Thank you very much in advance.


----------



## farscape

Few pointers for now - I'll add the phonetic transcriptions after work.

Curechi - (dialect) cabbage
Brace - (archaic) underpants

Online Romanian Dictionary: dexonline.ro


----------



## TheCrociato91

Thanks a lot @farscape.

My college Romance Philology professor said "curechiu" with a final "u" but from your comment I gather he must have made a mistake.

[_Moderators note: Please see the newly created thread for this topic here._]


----------



## danielstan

_curechiu_ (cabbage - yes) /ku're-kyu/

_ureche _(ear) /uˈre-ke/

_a mânca _(to eat) /mɨnˈka/ (I'm particulary unsure as to the initial "a" - yes, Romanian_ î_ or _â_ are pronounced /ɨ/)

_frumos_ (beautiful) /fruˈmos/

_mai _(more) ?? /may/ (meaning "more", but also has other meanings: dexonline)

_brace_ (I was told that "brace" is not a very common word, possibly only regional or old-fashioned, to say "pants", "trousers", sharing the same origin as the Spanish _bragas_, the Northern Italian _braghe_ / _brache _and the French _braies_) ?? /bra-t͡ʃe/  - same pronunciation like in Italian ortography.
_
cămaşă_ (shirt) /kəˈma-ʃə/

_car_ (cart) ?? /kar/ (yes, "cart", but also has other meanings: dexonline)

Online Romanian dictionary, which provides the stressed vowel in polysyllabic words:  dexonline

I noted with _y _the _yod _(_i_ sound as semi-vowel)


----------



## TheCrociato91

Thanks a lot for your answer.



danielstan said:


> _a mânca _(to eat) /mɨnˈka/ (I'm particulary unsure as to the initial "a" - yes, Romanian_ î_ or _â_ are pronounced /ɨ/)



Sorry, I explained myself poorly. By "initial a" I meant the "a" _before_ the actual verb, not the first "a" within the verb. How is that "a" pronounced?


----------



## farscape

TheCrociato91 said:


> Thanks a lot for your answer.
> 
> 
> 
> Sorry, I explained myself poorly. By "initial a" I meant the "a" _before_ the actual verb, not the first "a" within the verb. How is that "a" pronounced?

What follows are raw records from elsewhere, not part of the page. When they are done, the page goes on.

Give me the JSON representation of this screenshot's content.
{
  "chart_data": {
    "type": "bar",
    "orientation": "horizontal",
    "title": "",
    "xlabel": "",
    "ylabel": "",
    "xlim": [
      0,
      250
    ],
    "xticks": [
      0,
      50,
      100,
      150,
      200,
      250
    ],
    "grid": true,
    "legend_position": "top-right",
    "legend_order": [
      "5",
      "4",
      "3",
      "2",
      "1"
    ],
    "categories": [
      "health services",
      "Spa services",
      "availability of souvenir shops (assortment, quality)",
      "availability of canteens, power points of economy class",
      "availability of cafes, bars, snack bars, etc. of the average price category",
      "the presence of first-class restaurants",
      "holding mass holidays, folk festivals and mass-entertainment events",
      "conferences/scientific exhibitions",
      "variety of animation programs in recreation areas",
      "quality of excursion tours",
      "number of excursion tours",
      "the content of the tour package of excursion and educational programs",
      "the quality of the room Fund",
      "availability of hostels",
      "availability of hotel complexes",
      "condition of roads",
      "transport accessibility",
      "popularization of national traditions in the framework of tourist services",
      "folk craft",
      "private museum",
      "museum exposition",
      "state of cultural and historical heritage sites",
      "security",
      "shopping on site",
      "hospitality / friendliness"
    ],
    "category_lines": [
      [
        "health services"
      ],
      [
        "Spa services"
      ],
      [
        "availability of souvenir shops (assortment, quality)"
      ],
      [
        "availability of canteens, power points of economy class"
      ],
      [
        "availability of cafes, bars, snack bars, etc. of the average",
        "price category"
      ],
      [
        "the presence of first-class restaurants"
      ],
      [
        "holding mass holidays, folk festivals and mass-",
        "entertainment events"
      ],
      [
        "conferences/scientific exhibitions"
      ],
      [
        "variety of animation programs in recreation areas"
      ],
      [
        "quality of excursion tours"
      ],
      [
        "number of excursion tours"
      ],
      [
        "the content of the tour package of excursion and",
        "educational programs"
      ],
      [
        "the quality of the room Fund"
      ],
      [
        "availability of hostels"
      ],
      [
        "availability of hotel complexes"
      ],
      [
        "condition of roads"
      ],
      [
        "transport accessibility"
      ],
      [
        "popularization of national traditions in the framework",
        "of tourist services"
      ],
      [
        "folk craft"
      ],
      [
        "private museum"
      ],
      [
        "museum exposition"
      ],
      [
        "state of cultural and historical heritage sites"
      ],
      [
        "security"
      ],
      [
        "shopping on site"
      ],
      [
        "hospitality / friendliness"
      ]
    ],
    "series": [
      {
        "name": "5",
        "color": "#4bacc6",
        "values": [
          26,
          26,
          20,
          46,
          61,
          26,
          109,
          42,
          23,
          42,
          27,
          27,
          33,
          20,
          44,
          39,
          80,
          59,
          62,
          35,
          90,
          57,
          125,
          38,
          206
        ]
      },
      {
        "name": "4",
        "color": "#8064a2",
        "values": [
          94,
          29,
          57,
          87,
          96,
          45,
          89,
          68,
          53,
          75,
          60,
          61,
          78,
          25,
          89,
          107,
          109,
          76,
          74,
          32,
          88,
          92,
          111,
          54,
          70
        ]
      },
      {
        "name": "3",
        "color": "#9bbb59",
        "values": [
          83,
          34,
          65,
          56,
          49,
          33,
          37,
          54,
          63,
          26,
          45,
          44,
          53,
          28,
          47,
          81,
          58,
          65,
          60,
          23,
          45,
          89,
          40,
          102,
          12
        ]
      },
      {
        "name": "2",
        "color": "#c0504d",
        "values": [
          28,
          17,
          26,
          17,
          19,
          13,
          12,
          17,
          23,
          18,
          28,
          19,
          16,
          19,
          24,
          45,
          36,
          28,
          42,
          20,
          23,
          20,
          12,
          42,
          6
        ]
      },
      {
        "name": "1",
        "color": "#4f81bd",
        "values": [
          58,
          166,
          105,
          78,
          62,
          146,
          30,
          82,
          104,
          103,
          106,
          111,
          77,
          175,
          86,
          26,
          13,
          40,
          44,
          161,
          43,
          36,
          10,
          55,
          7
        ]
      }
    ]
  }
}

(see here the IPA phonetics for the Romanian language):
*"a*, _*a*pă_ -> roughly like f*a*ther"

This *a* is the equivalent  of *to* in *to do* when forming the infinitive in Romanian


----------



## TheCrociato91

Thank you again @farscape. Much appreciated.


Edit. Thanks for this too.


> [_Moderators note: Please see the newly created thread for this topic here._]


----------



## Zareza

curechi (regionalism) - cabbage

curechiu (regionalism) - greenish (like cabbage)


----------